High CO2 in Ambient Air

marsh

Member
Not that I have this problem, but I thought of a potential solution for those that do. High indoor CO2 may lead to abnormally low PH in conjunction with adequate alkalinity.

Solutions involve opening a window, venting outside air to a skimmer, and limewater. http://www.reefkeeping.com/issues/2004-09/rhf/index.php

Along the lines of venting to a skimmer I thought perhaps using a CO2 filter, sodasorb (soda lime....Sodium Hydroxide) like what is used on anesthesia machines, for the airtake of a skimmer. I believe this was also used on Apollo 13 to lower toxic levels of CO2.

Anyway, to those that know...would this work?
 
Last edited:
Yes, that can work, but you need one with a pretty large air flow and may be technically challenging. I've suggested it to some folks, but I do not know of anyone who did it and posted back any results. I'd probably dissolve the sodium hydroxide in fresh water to make it react faster with air bubbled through it. :)
 
I have gerry-rigged a sodasorb filter attached to my skimmer...we'll see if it raises my PH from 8.1. The skimmer is bubblin well so the air flow must be OK.

If I were to see a result how long would I need to run it?
 
Below is my C02 scrubber. It consists of a GE Medisorb anesthesia cartridge jammed inside a suction bucket. You can see the tubing coming out of the red top bucket leading to the skimmer air inlet. I cut a hole in the bottom of the suction bucket. A Milwaukee PH probe is in the other end of the sump/rugium (? accurate to 0.1 PH changes)

I have got a hunch that this will not do it in a large system. Mine is a 240 G (96x24x24) plus 75 G sump/refugium...total water volume ~250 G after you take into account sand, rock, etc. Anyway, I thought I read something by Eric Borneman recently on experimentation with different sized systems and O2 levels...skimmer didn't seem to help O2...maybe this is also the case with CO2. The idea with the CO2 scrubber attached to the skimmer would be that the majority of CO2 exchange would go on in the skimmer rather than other gas/liquid interfaces. However, people using CA++ reactors sometimes empty the effluent into a skimmer to evacuate excess CO2 and minimize PH drop....so maybe this idea isn't so screwy.

CO2scrubber0001.jpg
 
Good thread. What I would like to do is prevent the CO2 from getting into the tank water in the first place. Hard to do if you have a reactor. I have a suspicion that elevated CO2 levels in the tank water help drive unwanted algal and cyano growth. My pH runs 8.0-8.2. I vent the skimmer with outside air. I did an experiment with an venturi to see if more aeration (in the sump) with outside air would raise the pH further. It didn't.
If the CO2 in the room is still high, the tank is going to try and equilibrate with the air around it in the room. I think that venting the skimmer helps, but not much. Even if the room CO2 levels were the same as that outdoors, there would still be higher levels in your tank because of the reactor. So the question is, how do you get some of the CO2 out of the effluent of your reactor before it goes into your tank? Sending it throught he skimmer doesn't seem to help much.
 
I have no idea if the scrubber actually worked but the PH changed over the past ~24 hrs from 8.1 to 8.2. Might be useful to follow up with strict controls....

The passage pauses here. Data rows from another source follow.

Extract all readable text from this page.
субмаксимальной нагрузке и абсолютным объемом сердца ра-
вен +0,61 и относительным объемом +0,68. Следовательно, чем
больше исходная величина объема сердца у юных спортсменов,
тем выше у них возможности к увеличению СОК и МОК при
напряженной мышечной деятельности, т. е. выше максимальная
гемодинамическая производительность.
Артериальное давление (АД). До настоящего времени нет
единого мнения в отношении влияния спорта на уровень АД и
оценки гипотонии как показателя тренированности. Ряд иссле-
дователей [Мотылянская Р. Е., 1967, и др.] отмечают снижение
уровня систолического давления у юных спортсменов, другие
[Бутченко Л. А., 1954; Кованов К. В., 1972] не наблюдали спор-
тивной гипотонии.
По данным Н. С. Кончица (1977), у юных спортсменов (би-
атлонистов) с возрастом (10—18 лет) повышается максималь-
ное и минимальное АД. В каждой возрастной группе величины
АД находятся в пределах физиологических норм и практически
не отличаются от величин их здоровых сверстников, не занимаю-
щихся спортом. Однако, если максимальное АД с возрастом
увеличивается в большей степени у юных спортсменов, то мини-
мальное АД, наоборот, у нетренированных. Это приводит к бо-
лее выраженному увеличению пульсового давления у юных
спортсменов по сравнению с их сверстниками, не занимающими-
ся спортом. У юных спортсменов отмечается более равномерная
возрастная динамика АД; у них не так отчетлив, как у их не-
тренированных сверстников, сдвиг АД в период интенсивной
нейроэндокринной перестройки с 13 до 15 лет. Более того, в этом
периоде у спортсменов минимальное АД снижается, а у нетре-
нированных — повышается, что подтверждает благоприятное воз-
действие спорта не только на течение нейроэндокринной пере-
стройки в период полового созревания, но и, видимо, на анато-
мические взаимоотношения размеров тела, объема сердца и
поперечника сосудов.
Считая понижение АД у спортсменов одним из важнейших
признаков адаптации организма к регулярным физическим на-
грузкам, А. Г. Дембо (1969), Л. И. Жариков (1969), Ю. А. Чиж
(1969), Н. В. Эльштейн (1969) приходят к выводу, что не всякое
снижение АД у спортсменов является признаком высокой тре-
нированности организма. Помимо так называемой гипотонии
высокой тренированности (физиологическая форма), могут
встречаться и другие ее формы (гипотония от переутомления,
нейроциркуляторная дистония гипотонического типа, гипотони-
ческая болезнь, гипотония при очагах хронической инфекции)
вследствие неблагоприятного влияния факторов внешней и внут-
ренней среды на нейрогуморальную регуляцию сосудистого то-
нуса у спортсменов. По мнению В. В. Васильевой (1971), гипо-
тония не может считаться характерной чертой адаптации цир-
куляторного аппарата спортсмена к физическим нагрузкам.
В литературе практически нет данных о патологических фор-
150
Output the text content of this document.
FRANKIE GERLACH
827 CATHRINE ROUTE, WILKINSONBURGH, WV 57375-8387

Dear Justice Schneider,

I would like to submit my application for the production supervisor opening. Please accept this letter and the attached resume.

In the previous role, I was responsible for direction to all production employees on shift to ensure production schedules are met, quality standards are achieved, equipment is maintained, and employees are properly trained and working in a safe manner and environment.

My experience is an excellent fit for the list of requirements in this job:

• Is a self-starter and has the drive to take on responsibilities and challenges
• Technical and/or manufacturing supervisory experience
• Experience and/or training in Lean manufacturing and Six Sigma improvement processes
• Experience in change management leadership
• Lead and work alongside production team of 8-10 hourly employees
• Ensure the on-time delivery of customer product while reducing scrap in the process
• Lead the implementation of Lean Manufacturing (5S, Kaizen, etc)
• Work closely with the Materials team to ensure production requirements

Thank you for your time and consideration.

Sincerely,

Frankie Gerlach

The tank is relatively young..does not have a calcium reactor installed yet...but it will soon. Does have a reverse lighting refugium with macro algae. Nothing was added other than fish food in the last 24 hours. I do have 8 relatively large SPS corals in the tank...
 
Sounds good. Keep us updated. :)
So the question is, how do you get some of the CO2 out of the effluent of your reactor before it goes into your tank? Sending it throught he skimmer doesn't seem to help much.

Some people aerate the effluent, but that requires some engineering, and is the home has excess CO2, may not help much.